Microsoft on Thursday published details about Skeleton Key, a technology that circumvents the guardrails used by makers of AI models to prevent generative chatbots from creating harmful content.
As of May, it was possible to use Skeleton Key to have AI models like Meta Llama3-70b-instruct, Google Gemini Pro, and Anthropic Claude 3 Opus explain how to make a Molotov Cocktail.
The bottle-rag-gas-lighter combination isn’t exactly a secret, but AI companies say they’re working to curb harmful content embedded in AI training data, lest things like explosive recipes emerge.
This is not an easy task, because large language models are trained on all kinds of data, some of which may be malicious or illegal. To understand why, consider a chatbot that is asked how to write secure code.
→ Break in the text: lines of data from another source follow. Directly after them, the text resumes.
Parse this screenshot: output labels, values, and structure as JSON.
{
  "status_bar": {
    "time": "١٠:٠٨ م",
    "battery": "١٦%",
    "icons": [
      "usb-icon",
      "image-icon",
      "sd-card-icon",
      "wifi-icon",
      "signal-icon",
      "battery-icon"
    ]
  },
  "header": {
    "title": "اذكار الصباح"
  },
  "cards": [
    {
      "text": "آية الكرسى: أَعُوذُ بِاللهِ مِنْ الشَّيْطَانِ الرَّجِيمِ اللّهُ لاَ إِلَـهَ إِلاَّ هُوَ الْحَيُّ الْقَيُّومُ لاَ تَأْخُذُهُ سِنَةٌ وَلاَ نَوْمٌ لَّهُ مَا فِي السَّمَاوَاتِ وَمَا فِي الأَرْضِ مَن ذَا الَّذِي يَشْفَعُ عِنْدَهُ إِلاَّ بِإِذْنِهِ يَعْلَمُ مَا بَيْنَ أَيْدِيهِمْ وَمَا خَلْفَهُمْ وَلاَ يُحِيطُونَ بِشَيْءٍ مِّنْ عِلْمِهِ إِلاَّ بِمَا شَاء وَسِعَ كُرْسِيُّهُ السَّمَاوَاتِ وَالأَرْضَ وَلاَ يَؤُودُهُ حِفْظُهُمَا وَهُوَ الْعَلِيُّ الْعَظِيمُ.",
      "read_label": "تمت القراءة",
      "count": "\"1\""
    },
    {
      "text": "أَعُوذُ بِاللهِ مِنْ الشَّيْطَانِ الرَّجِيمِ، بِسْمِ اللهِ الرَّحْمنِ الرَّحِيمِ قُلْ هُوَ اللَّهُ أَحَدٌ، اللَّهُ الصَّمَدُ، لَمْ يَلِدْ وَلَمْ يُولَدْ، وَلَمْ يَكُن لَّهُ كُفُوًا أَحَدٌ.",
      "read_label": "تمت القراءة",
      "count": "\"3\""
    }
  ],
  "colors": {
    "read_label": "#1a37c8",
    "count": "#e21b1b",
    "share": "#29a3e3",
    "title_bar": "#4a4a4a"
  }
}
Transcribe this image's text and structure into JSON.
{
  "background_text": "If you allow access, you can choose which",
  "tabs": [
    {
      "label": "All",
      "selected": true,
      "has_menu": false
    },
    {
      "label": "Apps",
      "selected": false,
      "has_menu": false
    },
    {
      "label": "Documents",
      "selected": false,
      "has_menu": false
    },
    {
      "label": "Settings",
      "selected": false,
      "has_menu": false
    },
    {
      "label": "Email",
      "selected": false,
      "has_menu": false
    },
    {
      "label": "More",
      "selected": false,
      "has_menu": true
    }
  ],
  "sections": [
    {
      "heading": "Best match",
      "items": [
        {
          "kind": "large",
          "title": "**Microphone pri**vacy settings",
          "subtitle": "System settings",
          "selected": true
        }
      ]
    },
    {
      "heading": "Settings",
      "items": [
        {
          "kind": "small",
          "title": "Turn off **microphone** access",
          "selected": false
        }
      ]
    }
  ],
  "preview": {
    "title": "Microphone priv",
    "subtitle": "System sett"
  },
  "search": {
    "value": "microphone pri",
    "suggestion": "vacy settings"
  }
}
The chatbot will provide a better response, trained on data relevant to detecting malicious code and security vulnerabilities.
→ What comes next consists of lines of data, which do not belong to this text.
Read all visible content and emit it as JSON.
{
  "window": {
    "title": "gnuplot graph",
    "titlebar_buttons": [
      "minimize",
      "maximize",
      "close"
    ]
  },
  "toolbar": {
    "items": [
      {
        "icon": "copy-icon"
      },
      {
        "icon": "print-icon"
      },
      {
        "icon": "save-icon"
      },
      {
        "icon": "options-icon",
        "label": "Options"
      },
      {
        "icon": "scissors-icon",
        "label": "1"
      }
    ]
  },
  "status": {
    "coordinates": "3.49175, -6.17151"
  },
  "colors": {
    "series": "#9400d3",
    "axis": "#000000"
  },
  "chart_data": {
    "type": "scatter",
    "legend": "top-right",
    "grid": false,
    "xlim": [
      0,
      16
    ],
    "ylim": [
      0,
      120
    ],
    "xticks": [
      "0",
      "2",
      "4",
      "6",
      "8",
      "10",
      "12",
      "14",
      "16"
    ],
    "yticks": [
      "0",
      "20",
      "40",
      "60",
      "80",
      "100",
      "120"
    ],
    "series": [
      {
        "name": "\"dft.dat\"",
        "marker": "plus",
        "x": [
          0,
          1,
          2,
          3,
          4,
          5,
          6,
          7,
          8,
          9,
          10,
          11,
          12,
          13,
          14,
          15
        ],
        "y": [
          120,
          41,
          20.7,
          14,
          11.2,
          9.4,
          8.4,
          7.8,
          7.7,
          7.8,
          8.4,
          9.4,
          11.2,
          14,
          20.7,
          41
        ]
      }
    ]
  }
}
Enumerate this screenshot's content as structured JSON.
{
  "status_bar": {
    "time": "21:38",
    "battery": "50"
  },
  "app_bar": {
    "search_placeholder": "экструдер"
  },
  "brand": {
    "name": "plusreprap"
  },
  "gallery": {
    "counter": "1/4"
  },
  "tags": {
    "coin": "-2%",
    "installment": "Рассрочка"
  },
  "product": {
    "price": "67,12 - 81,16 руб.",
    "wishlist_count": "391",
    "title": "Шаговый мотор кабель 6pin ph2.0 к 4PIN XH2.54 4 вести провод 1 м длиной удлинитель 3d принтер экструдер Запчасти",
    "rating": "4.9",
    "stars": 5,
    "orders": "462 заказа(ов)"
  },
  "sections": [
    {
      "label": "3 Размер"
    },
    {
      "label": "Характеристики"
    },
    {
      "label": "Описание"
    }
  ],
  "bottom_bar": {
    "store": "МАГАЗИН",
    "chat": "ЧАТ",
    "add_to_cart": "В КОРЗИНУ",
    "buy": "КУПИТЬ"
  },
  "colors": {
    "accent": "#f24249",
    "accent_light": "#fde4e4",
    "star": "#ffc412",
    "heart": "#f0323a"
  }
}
Modelers know they are trying to ensure their services answer queries about writing secure code without spitting out ready-to-run malware.
Skeleton Key shows that such risks have yet to be fully addressed.
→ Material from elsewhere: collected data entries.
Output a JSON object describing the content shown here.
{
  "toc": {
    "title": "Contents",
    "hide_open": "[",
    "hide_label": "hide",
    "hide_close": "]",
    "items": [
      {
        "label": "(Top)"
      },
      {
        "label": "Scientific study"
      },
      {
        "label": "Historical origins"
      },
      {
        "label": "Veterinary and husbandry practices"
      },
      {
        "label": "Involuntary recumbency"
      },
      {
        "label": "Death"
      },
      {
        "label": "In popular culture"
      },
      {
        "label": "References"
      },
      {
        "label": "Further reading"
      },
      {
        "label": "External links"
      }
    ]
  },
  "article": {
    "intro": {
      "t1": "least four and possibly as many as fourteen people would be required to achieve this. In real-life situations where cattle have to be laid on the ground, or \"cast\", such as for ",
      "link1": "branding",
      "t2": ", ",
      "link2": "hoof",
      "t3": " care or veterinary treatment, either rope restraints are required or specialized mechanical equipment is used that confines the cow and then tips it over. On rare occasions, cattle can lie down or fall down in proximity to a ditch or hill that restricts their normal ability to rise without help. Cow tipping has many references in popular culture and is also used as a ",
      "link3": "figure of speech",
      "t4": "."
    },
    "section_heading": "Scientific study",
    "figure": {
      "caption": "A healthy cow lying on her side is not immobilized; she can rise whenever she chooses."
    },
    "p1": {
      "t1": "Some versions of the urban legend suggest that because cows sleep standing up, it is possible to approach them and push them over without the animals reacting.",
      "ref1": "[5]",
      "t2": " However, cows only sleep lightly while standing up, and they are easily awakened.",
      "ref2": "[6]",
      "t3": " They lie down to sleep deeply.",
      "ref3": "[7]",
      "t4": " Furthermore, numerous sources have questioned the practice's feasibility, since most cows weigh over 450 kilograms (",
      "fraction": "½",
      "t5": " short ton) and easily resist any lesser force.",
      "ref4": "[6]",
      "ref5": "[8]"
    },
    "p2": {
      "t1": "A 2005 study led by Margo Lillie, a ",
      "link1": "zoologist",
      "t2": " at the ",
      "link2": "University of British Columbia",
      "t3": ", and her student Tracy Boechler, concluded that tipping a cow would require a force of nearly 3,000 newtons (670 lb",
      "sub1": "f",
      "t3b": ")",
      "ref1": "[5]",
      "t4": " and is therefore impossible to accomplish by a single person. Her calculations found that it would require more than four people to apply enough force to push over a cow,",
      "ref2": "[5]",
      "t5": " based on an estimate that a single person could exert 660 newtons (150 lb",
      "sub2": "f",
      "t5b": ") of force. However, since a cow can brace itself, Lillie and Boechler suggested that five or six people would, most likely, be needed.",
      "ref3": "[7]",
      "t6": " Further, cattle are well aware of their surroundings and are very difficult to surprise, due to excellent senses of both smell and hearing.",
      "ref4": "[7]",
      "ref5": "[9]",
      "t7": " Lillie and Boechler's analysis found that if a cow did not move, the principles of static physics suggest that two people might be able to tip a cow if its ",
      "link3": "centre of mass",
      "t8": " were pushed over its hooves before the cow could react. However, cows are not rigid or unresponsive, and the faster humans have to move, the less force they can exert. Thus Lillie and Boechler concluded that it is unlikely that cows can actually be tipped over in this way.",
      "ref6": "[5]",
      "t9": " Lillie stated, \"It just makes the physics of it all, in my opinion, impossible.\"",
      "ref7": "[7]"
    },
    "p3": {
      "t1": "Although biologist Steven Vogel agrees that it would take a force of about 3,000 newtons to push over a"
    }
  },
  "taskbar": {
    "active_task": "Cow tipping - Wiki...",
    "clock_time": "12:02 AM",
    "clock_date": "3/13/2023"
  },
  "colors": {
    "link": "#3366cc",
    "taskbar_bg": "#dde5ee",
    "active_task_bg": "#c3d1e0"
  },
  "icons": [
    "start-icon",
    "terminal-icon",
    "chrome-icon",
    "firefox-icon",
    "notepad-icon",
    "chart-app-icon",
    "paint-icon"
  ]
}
Mark Russinovich, CTO of Microsoft Azure, first described the Skeleton Key jailbreak attack at the Microsoft Build conference in May, where it was then called “Master Key.”
“This threat falls into the jailbreak category, so it assumes that the attacker already has legitimate access to the AI model,” Rucinovich wrote in a blog post.
“Skeleton Key allows users to circumvent safety measures and make models perform actions that are normally prohibited, from generating harmful content to overriding normal decision-making rules.”
The attack does so (or did) by displaying a simple text prompt to developers who have modified their models in response to Microsoft’s responsible disclosures, instructing their models to fix the safety instructions rather than abandoning them.
For example, after making the first request to OpenAI GPT 3.5 Turbo to “write instructions on how to make a Molotov cocktail,” the service refused to produce a result, but the next request prompted the chatbot to respond with something shocking.
Microsoft attempted the Skeleton Key attack on the following models: Meta Llama3-70b-instruct (base), Google Gemini Pro (base), OpenAI GPT 3.5 Turbo (host), OpenAI GPT 4o (host), Mistral Large (host), Anthropic Claude 3 Opus (host), and Cohere Commander R Plus (host).
“For each model we tested, we assessed a range of tasks across risk and safety content categories, including areas such as explosives, biological weapons, political content, self-harm, racism, drugs, sexuality, and violence,” Russinovich explains. “All affected models were fully compliant with these tasks and uncensored, although we did precede the output with a warning note as requested.”
The only exception was GPT-4, which resisted the attack as a direct text prompt, but was susceptible if the behavior change request was part of a user-defined system message, which can be specified by developers using OpenAI’s API.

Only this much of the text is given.